According to Boguslavskiy, Conti never expected to receive any money. "They wanted to create this framework in which Conti technically still exists and is still operational and powerful and is capable of large-scale attacks." In reality, Boguslavskiy claims their initial ransom demand was less than $1 million simply because they knew they'd never be paid, and the attack was simply a distraction from the reality that Conti's leadership had already found new homes among its new affiliates.
The cybergang's attack on Costa Rica was no accident. Steph Shample, a cybersecurity expert and fellow at the Middle East Institute, told InSight Crime that when it comes to preparation, Conti is a cut above the rest. "They are more careful and deliberate in their research. They tailor [their efforts] to their victims," said Shample.
So who are the leading players in cybercrime now? As of mid-June, two criminal federations appear to stand above the rest: Conti and its multitudes of affiliate organizations, and those associated with LockBit.
LockBit is a Ransomware-as-a-Service (RaaS) provider renting out its programs to a host of clients while taking a cut of their profits. Like Conti, LockBit has opted for a more decentralized model than its predecessors, serving more as a principal node for a larger network of semi-autonomous cybergangs than a single hierarchical organization.
Where groups like Conti strive for quality, both in the execution of their theft and the negotiating process with their victims, groups like LockBit opt for quantity.
As a RaaS organization, LockBit has followed a less sophisticated approach of simply renting out its ransomware programs to lower level criminal actors.

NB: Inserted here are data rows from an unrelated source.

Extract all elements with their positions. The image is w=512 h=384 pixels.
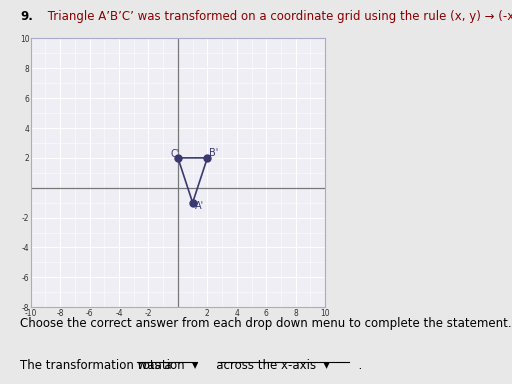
Text: A': A': [195, 201, 204, 211]
Text: C': C': [170, 149, 180, 159]
Text: across the x-axis  ▾: across the x-axis ▾: [205, 359, 329, 372]
Text: 9.: 9.: [20, 10, 33, 23]
Point: [174, 155, 182, 161]
Text: The transformation was a: The transformation was a: [20, 359, 180, 372]
Text: Triangle A’B’C’ was transformed on a coordinate grid using the rule (x, y) → (-x: Triangle A’B’C’ was transformed on a coo…: [44, 10, 512, 23]
Text: Choose the correct answer from each drop down menu to complete the statement.: Choose the correct answer from each drop…: [20, 317, 512, 330]
Text: rotation  ▾: rotation ▾: [138, 359, 198, 372]
Text: B': B': [209, 148, 218, 158]
Text: .: .: [351, 359, 362, 372]
Point: [203, 155, 211, 161]
Point: [188, 200, 197, 206]
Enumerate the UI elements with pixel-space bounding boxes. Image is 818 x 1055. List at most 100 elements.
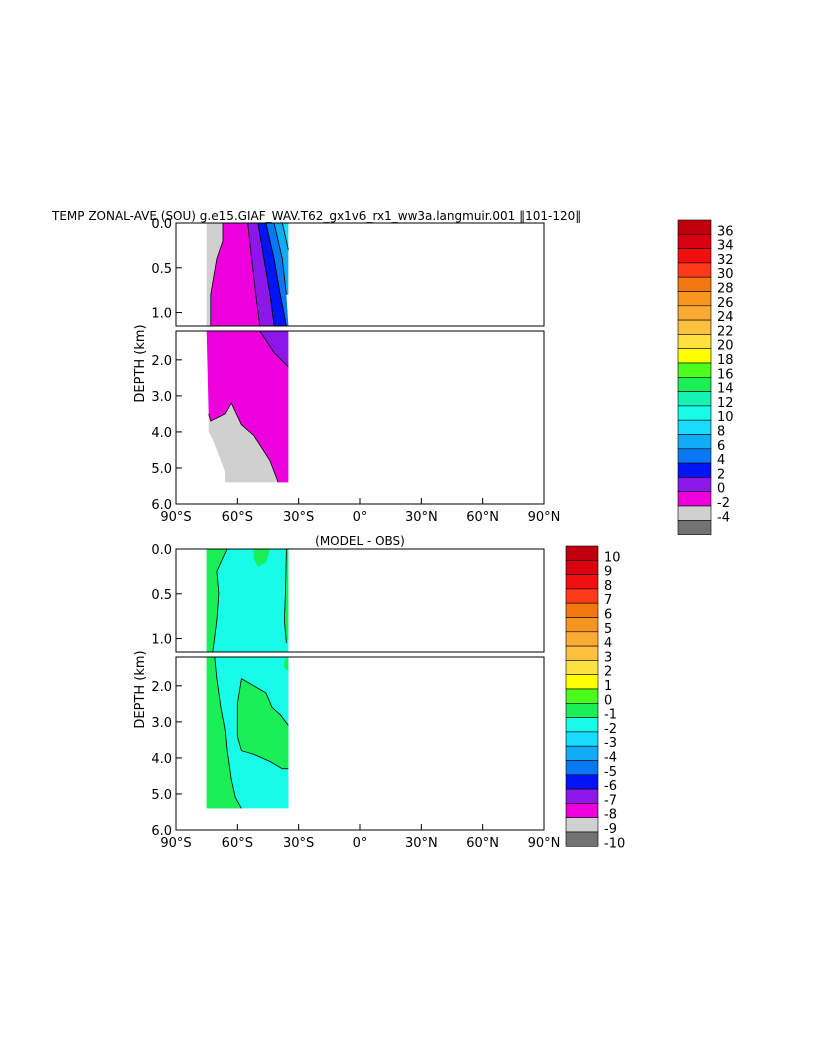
contour-region xyxy=(206,549,289,652)
contour-line xyxy=(265,223,287,326)
x-tick-label: 60°S xyxy=(222,836,253,851)
lower-field xyxy=(206,657,289,809)
contour-line xyxy=(210,223,224,326)
x-tick-label: 60°N xyxy=(466,510,499,525)
contour-region xyxy=(257,223,287,326)
colorbar-swatch xyxy=(565,817,599,833)
colorbar-swatch xyxy=(677,248,712,264)
x-tick-label: 90°N xyxy=(528,510,561,525)
colorbar-swatch xyxy=(565,588,599,604)
colorbar-label: 16 xyxy=(717,367,734,382)
contour-region xyxy=(210,223,260,326)
contour-line xyxy=(257,223,275,326)
contour-region xyxy=(259,331,289,367)
colorbar-label: -10 xyxy=(604,836,625,851)
colorbar-swatch xyxy=(677,405,712,421)
contour-region xyxy=(206,331,289,483)
colorbar-swatch xyxy=(677,519,712,535)
colorbar-swatch xyxy=(565,631,599,647)
x-tick-label: 90°S xyxy=(160,836,191,851)
y-tick-label: 5.0 xyxy=(151,788,172,803)
colorbar-swatch xyxy=(677,305,712,321)
colorbar-swatch xyxy=(677,462,712,478)
contour-region xyxy=(274,223,289,295)
contour-region xyxy=(284,549,289,643)
colorbar-swatch xyxy=(565,717,599,733)
colorbar-label: 6 xyxy=(604,608,612,623)
colorbar-swatch xyxy=(565,545,599,561)
colorbar-label: 0 xyxy=(604,693,612,708)
contour-region xyxy=(286,223,289,232)
colorbar-swatch xyxy=(677,448,712,464)
colorbar-swatch xyxy=(677,219,712,235)
y-tick-label: 1.0 xyxy=(151,307,172,322)
contour-line xyxy=(281,223,289,250)
y-tick-label: 4.0 xyxy=(151,752,172,767)
y-axis-label: DEPTH (km) xyxy=(133,650,148,728)
colorbar-label: -2 xyxy=(717,496,730,511)
colorbar-swatch xyxy=(565,745,599,761)
colorbar-swatch xyxy=(677,362,712,378)
colorbar-label: 5 xyxy=(604,622,612,637)
x-tick-label: 30°S xyxy=(283,836,314,851)
contour-region xyxy=(206,657,242,809)
colorbar-swatch xyxy=(677,419,712,435)
upper-field xyxy=(206,549,289,652)
colorbar-swatch xyxy=(565,702,599,718)
colorbar-swatch xyxy=(677,348,712,364)
contour-line xyxy=(241,678,289,726)
colorbar-swatch xyxy=(677,376,712,392)
x-tick-label: 90°S xyxy=(160,510,191,525)
y-tick-label: 4.0 xyxy=(151,426,172,441)
temperature-panel: 0.0 0.5 1.0 2.0 3.0 4.0 5.0 6.0 DEPTH (km) 90°S 60… xyxy=(133,217,560,525)
difference-title: (MODEL - OBS) xyxy=(315,534,405,548)
contour-region xyxy=(237,678,289,769)
y-tick-label: 3.0 xyxy=(151,390,172,405)
upper-frame xyxy=(175,548,545,653)
colorbar-label: 10 xyxy=(717,410,734,425)
colorbar-label: 10 xyxy=(604,550,621,565)
colorbar-label: 4 xyxy=(604,636,612,651)
contour-region xyxy=(208,403,279,483)
colorbar-label: 34 xyxy=(717,239,734,254)
y-tick-label: 3.0 xyxy=(151,716,172,731)
colorbar-label: -2 xyxy=(604,722,617,737)
figure-title: TEMP ZONAL-AVE (SOU) g.e15.GIAF_WAV.T62_… xyxy=(51,209,581,223)
colorbar-label: 28 xyxy=(717,282,734,297)
colorbar-label: -4 xyxy=(717,510,730,525)
upper-field xyxy=(206,223,289,326)
colorbar-swatch xyxy=(565,645,599,661)
colorbar-label: 9 xyxy=(604,565,612,580)
colorbar-label: 20 xyxy=(717,339,734,354)
contour-line xyxy=(214,657,242,809)
y-tick-label: 2.0 xyxy=(151,680,172,695)
colorbar-swatch xyxy=(677,291,712,307)
contour-line xyxy=(283,549,287,644)
colorbar-swatch xyxy=(565,602,599,618)
y-tick-label: 0.5 xyxy=(151,262,172,277)
colorbar-swatch xyxy=(565,559,599,575)
contour-line xyxy=(247,223,261,326)
colorbar-swatch xyxy=(565,660,599,676)
contour-line xyxy=(259,331,289,368)
colorbar-label: -4 xyxy=(604,751,617,766)
colorbar-label: 6 xyxy=(717,439,725,454)
contour-line xyxy=(208,402,279,483)
colorbar-label: 3 xyxy=(604,650,612,665)
colorbar-label: 4 xyxy=(717,453,725,468)
colorbar-label: 12 xyxy=(717,396,734,411)
colorbar-label: 14 xyxy=(717,382,734,397)
colorbar-label: -6 xyxy=(604,779,617,794)
colorbar-swatch xyxy=(677,477,712,492)
colorbar-swatch xyxy=(677,276,712,292)
colorbar-swatch xyxy=(677,262,712,278)
colorbar-swatch xyxy=(565,574,599,590)
x-tick-label: 30°N xyxy=(405,836,438,851)
colorbar-swatch xyxy=(677,319,712,335)
colorbar-label: -9 xyxy=(604,822,617,837)
lower-field xyxy=(206,331,289,483)
y-tick-label: 2.0 xyxy=(151,354,172,369)
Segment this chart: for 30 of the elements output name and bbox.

Such a strategy lowers the barriers of entry for such cybercrimes and LockBit attacks have been detected in Chile, Colombia and Brazil. In April, Rio de Janeiro's Secretariat of Finance was attacked, with about 420 gigabytes of information stolen.
However, this does not mean successful payouts have been forthcoming.
“At the end of the day, the leadership of LockBit are not getting paid because they’re supposed to be getting a percentage of the ransom payments that their affiliates are getting,” stated Boguslavskiy. “If the affiliates are not successful, if they can’t get money, then LockBit is also not getting any money.”
In short, while RaaS and the proliferation of smaller ransomware gangs elevates the risks of attacks, countries like Brazil, Chile and Colombia will likely see companies on their soil paying out less and less as they devote more resources to cybersecurity legislation.
Bigger players, like Conti, which adapt with greater sophistication in terms of target selection and data exfiltration, will likely be the criminal actors seeing real profits.
Conti’s affiliates continue to strike at Latin American targets, with Peru’s Comptroller General announcing an attack from BlackByte on June 15. Already, the cybergang has placed the institution on its “shame list” of victims, according to the firm BetterCyber.